Pierwsze zwycięstwo w Pucharze Świata R3, w ramach dzikiej karty. Nie był to absolutny debiut Christiana Pucciego, który w zeszłym roku wziął udział w Superfinale w Portimao, zajmując miejsce na podium. Tym razem 16-letni Roman z Mandatori Racing Team osiągnął naprawdę ogromną satysfakcję. Rzeczywiście spisał się dobrze w obu wyścigach: przed sukcesem w wyścigu 2 wspiął się na 3. stopień podium w wyścigu 1. Niezły zastrzyk pewności siebie dla Pucciego, który teraz zamierza zabłysnąć także na poziomie Włoch, a potem wystartować w superfinale w Jerez, ponawiając próbę dostępu do Pucharu Świata R3, który przegapiono w zeszłym roku.
Profil
Urodzony w 2007 roku Christian Pucci zaczął ścigać się na motocyklach, podążając śladami ojca.

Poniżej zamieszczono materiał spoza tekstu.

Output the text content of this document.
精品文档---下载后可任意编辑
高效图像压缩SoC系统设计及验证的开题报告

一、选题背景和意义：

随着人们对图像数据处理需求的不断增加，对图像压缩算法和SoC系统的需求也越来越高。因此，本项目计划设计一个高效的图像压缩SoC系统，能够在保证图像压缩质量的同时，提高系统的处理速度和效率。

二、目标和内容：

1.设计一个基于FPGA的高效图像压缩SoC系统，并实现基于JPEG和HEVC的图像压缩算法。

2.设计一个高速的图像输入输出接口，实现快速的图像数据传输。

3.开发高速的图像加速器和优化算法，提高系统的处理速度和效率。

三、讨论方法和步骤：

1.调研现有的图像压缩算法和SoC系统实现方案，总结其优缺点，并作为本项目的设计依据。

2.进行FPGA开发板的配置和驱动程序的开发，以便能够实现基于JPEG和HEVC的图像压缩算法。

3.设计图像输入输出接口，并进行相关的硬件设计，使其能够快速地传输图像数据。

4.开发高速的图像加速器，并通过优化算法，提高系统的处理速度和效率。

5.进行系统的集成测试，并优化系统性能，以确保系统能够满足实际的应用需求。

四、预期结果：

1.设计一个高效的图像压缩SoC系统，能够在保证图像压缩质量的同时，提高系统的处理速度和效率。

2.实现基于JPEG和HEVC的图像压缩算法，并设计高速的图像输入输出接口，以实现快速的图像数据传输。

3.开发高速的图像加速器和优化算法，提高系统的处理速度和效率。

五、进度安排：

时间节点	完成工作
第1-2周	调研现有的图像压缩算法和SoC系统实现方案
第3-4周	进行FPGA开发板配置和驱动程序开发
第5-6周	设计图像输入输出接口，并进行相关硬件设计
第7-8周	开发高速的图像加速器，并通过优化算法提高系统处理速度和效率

Któregoś dnia zabrał go na tor w pobliżu swojego domu, na którym ścigała się Simone Mazzola, i tam zaczęła się przygoda, zaczynając od minibike’ów. Zdobył tytuł włoskiego Ohvale 160 w 2019 r. i w Supermoto 85 w 2021 r., następnie rozegrał sezon w Aprilia Next Generation w 250 r. z Michelem Fabrizio. W Pucharze Yamaha R3 występuje od 2023 roku, w zeszłym roku był blisko tytułu w swoim debiucie kilkoma punktami przeciwko Alessandro Di Persio (pierwsze podium w Misano). „Świetnie się bawiliśmy, to była naprawdę dobra walka” – podkreślił Pucci. Oprócz pracy na motocyklach uczęszcza na kurs mechatroniki w ośrodku szkoleniowym Formalba w Cecchina, w prowincji Rzym.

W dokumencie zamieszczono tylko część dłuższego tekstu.